Journal of Materials Science, Vol.37, No.4, 765-779, 2002
Self-consistent forms of the chemical rate theory of Ostwald ripening
The chemical rate theory of Ostwald ripening introduced by A. D. Brailsford and P. Wynblatt (Act. Metall. 27 (1979) 498) determines the mean growth rate of particles of a particular size class by solving the diffusion equations for a representative particle (radius r) surrounded by a shell of matrix (the averaging sphere, radius r(A)) outside which there is a homogeneous effective medium averaging the emission and absorption of solute atoms by the remainder of the particles. Brailsford and Wynblatt set r = r(A), in effect removing the matrix shell. It is argued herein that the feature of the theory so omitted is a very important one and we therefore use it to develop and extend the theory to make it self-consistent in the sense that the mean ratio of the particle and averaging sphere volumes is equal to the volume fraction of particles.

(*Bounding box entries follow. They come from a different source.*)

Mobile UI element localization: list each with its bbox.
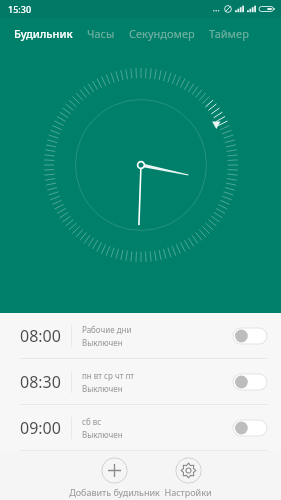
button[interactable]: Секундомер: [129, 26, 195, 41]
staticText: Выключен: [82, 383, 123, 394]
button[interactable]: Таймер: [209, 26, 249, 41]
button[interactable]: Настройки: [164, 451, 212, 498]
staticText: 08:00: [20, 325, 61, 347]
staticText: Рабочие дни: [82, 324, 132, 335]
staticText: пн вт ср чт пт: [82, 370, 135, 381]
button[interactable]: Включить будильник: [233, 374, 267, 390]
staticText: Выключен: [82, 337, 123, 348]
button[interactable]: Включить будильник: [233, 328, 267, 344]
button[interactable]: Включить будильник: [233, 420, 267, 436]
staticText: Добавить будильник: [69, 486, 160, 498]
staticText: Выключен: [82, 429, 123, 440]
button[interactable]: 08:00: [0, 313, 281, 358]
button[interactable]: Добавить будильник: [69, 451, 160, 498]
staticText: 09:00: [20, 417, 61, 439]
button[interactable]: Часы: [87, 26, 115, 41]
staticText: Часы: [87, 26, 115, 41]
staticText: Настройки: [164, 486, 212, 498]
staticText: Таймер: [209, 26, 249, 41]
staticText: 08:30: [20, 371, 61, 393]
other: Добавить будильник: [101, 457, 128, 484]
staticText: сб вс: [82, 416, 102, 427]
staticText: Секундомер: [129, 26, 195, 41]
button[interactable]: 09:00: [0, 405, 281, 450]
button[interactable]: 08:30: [0, 359, 281, 404]
button[interactable]: Будильник: [14, 26, 73, 41]
other: Настройки: [175, 457, 202, 484]
staticText: Будильник: [14, 26, 73, 41]
staticText: 15:30: [8, 3, 32, 15]
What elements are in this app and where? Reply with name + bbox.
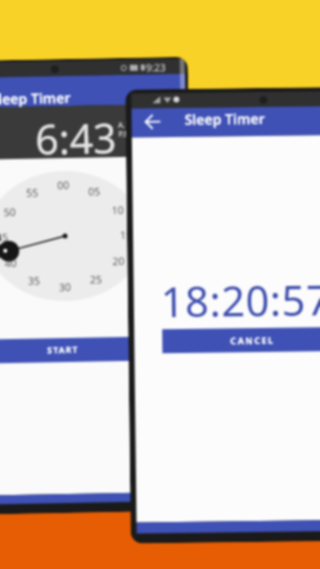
staticText: CANCEL: [230, 334, 275, 346]
button[interactable]: Sleep Timer: [0, 74, 186, 108]
staticText: 25: [90, 272, 103, 286]
staticText: 10: [111, 203, 125, 217]
staticText: Sleep Timer: [0, 88, 72, 108]
staticText: 30: [59, 280, 72, 294]
button[interactable]: Sleep Timer: [132, 106, 320, 138]
staticText: P.M.: [118, 128, 134, 139]
staticText: START: [47, 344, 79, 356]
staticText: 9:23: [146, 60, 166, 74]
staticText: 00: [57, 178, 70, 192]
staticText: 20: [112, 254, 126, 268]
staticText: A.M.: [118, 119, 135, 130]
staticText: 45: [0, 230, 9, 244]
staticText: 40: [4, 256, 18, 270]
staticText: Sleep Timer: [184, 109, 266, 129]
staticText: 6:43: [35, 109, 118, 163]
staticText: 55: [26, 186, 39, 200]
staticText: 18:20:57: [160, 271, 320, 330]
staticText: 05: [88, 184, 101, 199]
staticText: 15: [120, 228, 133, 242]
staticText: 50: [3, 205, 17, 219]
button[interactable]: CANCEL: [162, 327, 320, 353]
staticText: 35: [28, 274, 41, 288]
button[interactable]: START: [0, 336, 190, 364]
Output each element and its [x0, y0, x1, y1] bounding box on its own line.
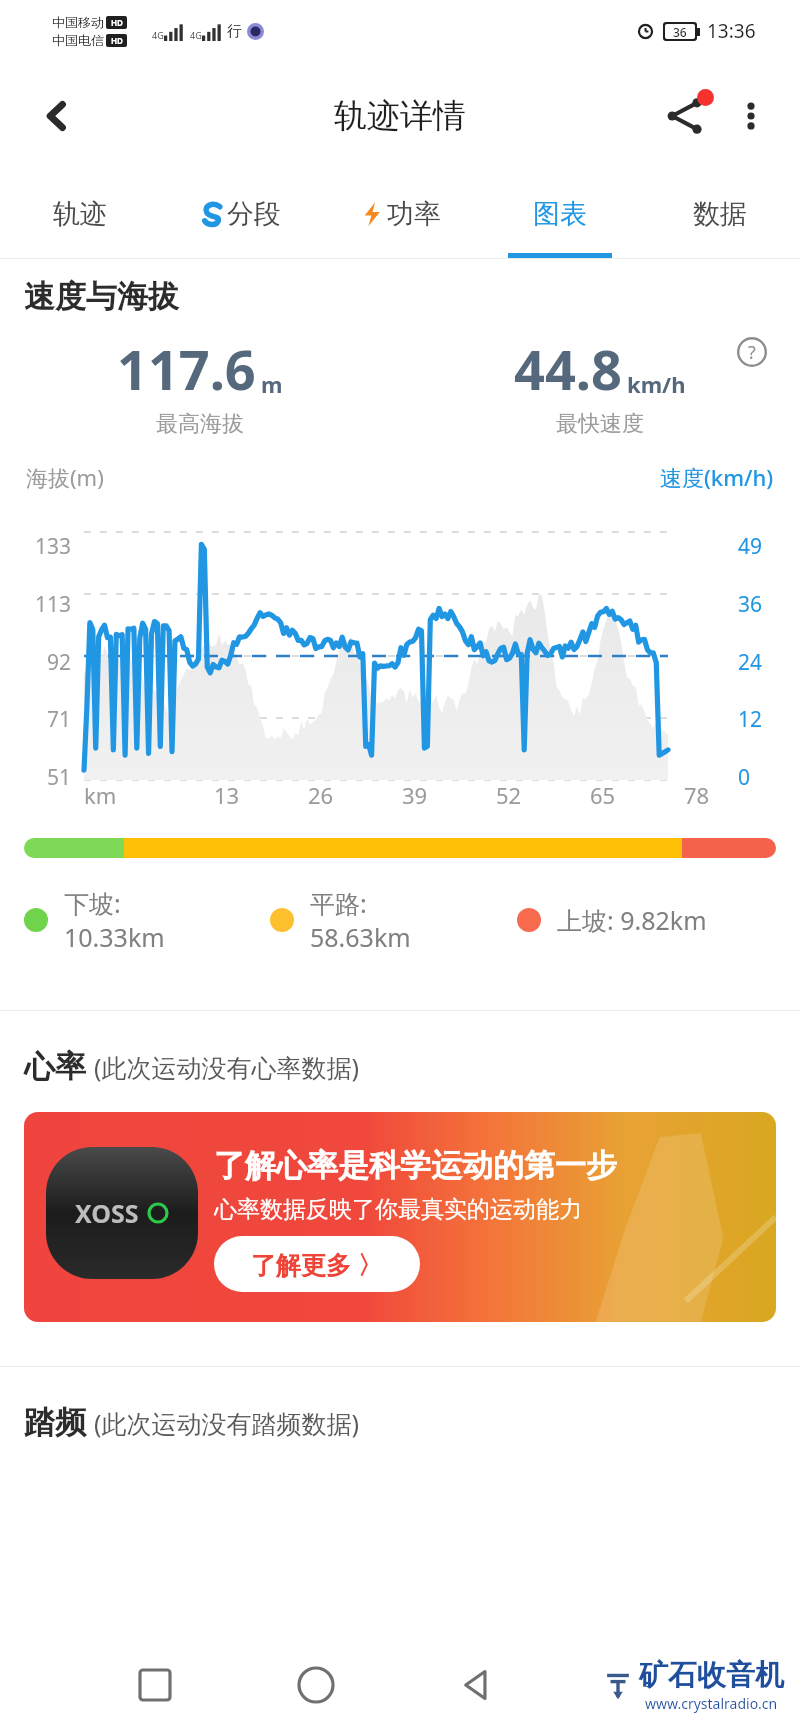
staticText: 13:36: [707, 18, 756, 44]
staticText: www.crystalradio.cn: [645, 1694, 778, 1713]
staticText: 中国移动: [52, 14, 104, 30]
staticText: 36: [738, 590, 763, 619]
staticText: 踏频: [24, 1403, 86, 1442]
button[interactable]: 功率: [320, 170, 480, 258]
staticText: 海拔(m): [26, 462, 104, 492]
staticText: 下坡:: [64, 886, 121, 920]
staticText: 4G: [190, 29, 202, 41]
staticText: 最高海拔: [156, 410, 244, 438]
staticText: 矿石收音机: [639, 1657, 784, 1694]
staticText: 44.8: [514, 332, 622, 406]
staticText: XOSS: [75, 1196, 139, 1230]
staticText: 24: [738, 648, 763, 677]
staticText: 133: [35, 532, 72, 561]
button[interactable]: 返回: [26, 85, 88, 147]
staticText: km/h: [627, 369, 686, 399]
staticText: 26: [308, 780, 334, 810]
button[interactable]: 更多: [720, 85, 782, 147]
button[interactable]: 帮助: [732, 332, 772, 372]
staticText: 最快速度: [556, 410, 644, 438]
staticText: 功率: [387, 197, 441, 231]
staticText: 49: [738, 532, 763, 561]
staticText: 0: [738, 763, 751, 792]
staticText: 71: [47, 705, 72, 734]
button[interactable]: 数据: [640, 170, 800, 258]
staticText: 78: [684, 780, 710, 810]
staticText: (此次运动没有踏频数据): [94, 1406, 360, 1440]
staticText: km: [84, 780, 117, 810]
staticText: m: [261, 369, 283, 399]
staticText: 13: [214, 780, 240, 810]
staticText: 51: [47, 763, 72, 792]
staticText: 图表: [533, 197, 587, 231]
staticText: 速度(km/h): [660, 462, 774, 492]
staticText: 中国电信: [52, 32, 104, 48]
staticText: 数据: [693, 197, 747, 231]
staticText: 了解心率是科学运动的第一步: [214, 1146, 617, 1185]
staticText: 了解更多 〉: [251, 1247, 383, 1281]
staticText: HD: [111, 35, 123, 46]
staticText: (此次运动没有心率数据): [94, 1050, 360, 1084]
staticText: 39: [402, 780, 428, 810]
staticText: HD: [111, 17, 123, 28]
staticText: 行: [227, 22, 242, 41]
staticText: 10.33km: [64, 920, 165, 954]
staticText: 117.6: [117, 332, 256, 406]
button[interactable]: 图表: [480, 170, 640, 258]
button[interactable]: 了解更多 〉: [214, 1236, 420, 1292]
staticText: 12: [738, 705, 763, 734]
button[interactable]: 主页: [281, 1650, 351, 1720]
staticText: 52: [496, 780, 522, 810]
button[interactable]: 轨迹: [0, 170, 160, 258]
staticText: 58.63km: [310, 920, 411, 954]
button[interactable]: 分享: [650, 81, 720, 151]
staticText: 113: [35, 590, 72, 619]
button[interactable]: 返回: [441, 1650, 511, 1720]
staticText: 心率: [24, 1047, 86, 1086]
button[interactable]: 分段: [160, 170, 320, 258]
staticText: 分段: [227, 197, 281, 231]
staticText: 4G: [152, 29, 164, 41]
staticText: 轨迹: [53, 197, 107, 231]
staticText: 92: [47, 648, 72, 677]
staticText: 平路:: [310, 886, 367, 920]
staticText: 65: [590, 780, 616, 810]
staticText: 心率数据反映了你最真实的运动能力: [214, 1195, 582, 1224]
staticText: 速度与海拔: [24, 277, 179, 316]
staticText: 上坡: 9.82km: [557, 903, 707, 937]
button[interactable]: XOSS: [24, 1112, 776, 1322]
button[interactable]: 最近任务: [120, 1650, 190, 1720]
staticText: ?: [748, 340, 756, 365]
staticText: 轨迹详情: [334, 95, 466, 137]
staticText: 36: [673, 24, 687, 39]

Three self-consistent versions are developed, two of which have r(A) relatively constant for small particles and slowly increasing for particles greater than approximately average size. These were motivated by the observation from numerical simulations that small particles are little influenced by their neighbours whereas larger particles are much more strongly affected by the environment. Analytical expressions in terms of experimentally observable variables are given for the probability distributions for particle sizes, and tables of the parameters required to evaluate the distribution functions as a function of volume fraction are provided. It is concluded that the properties of the Brailsford and Wynblatt effective medium are closely reproduced by the alternative analytical theories, but that the idea of a matrix shell round the representative particle is unique to the chemical rate theory. It is argued that this feature makes the theory flexible and adaptable. This adaptability could be used to reproduce the results of sophisticated numerical simulations in a form which would be computationally efficient to include in wider simulations involving, say, the effect of particle growth on long term mechanical properties.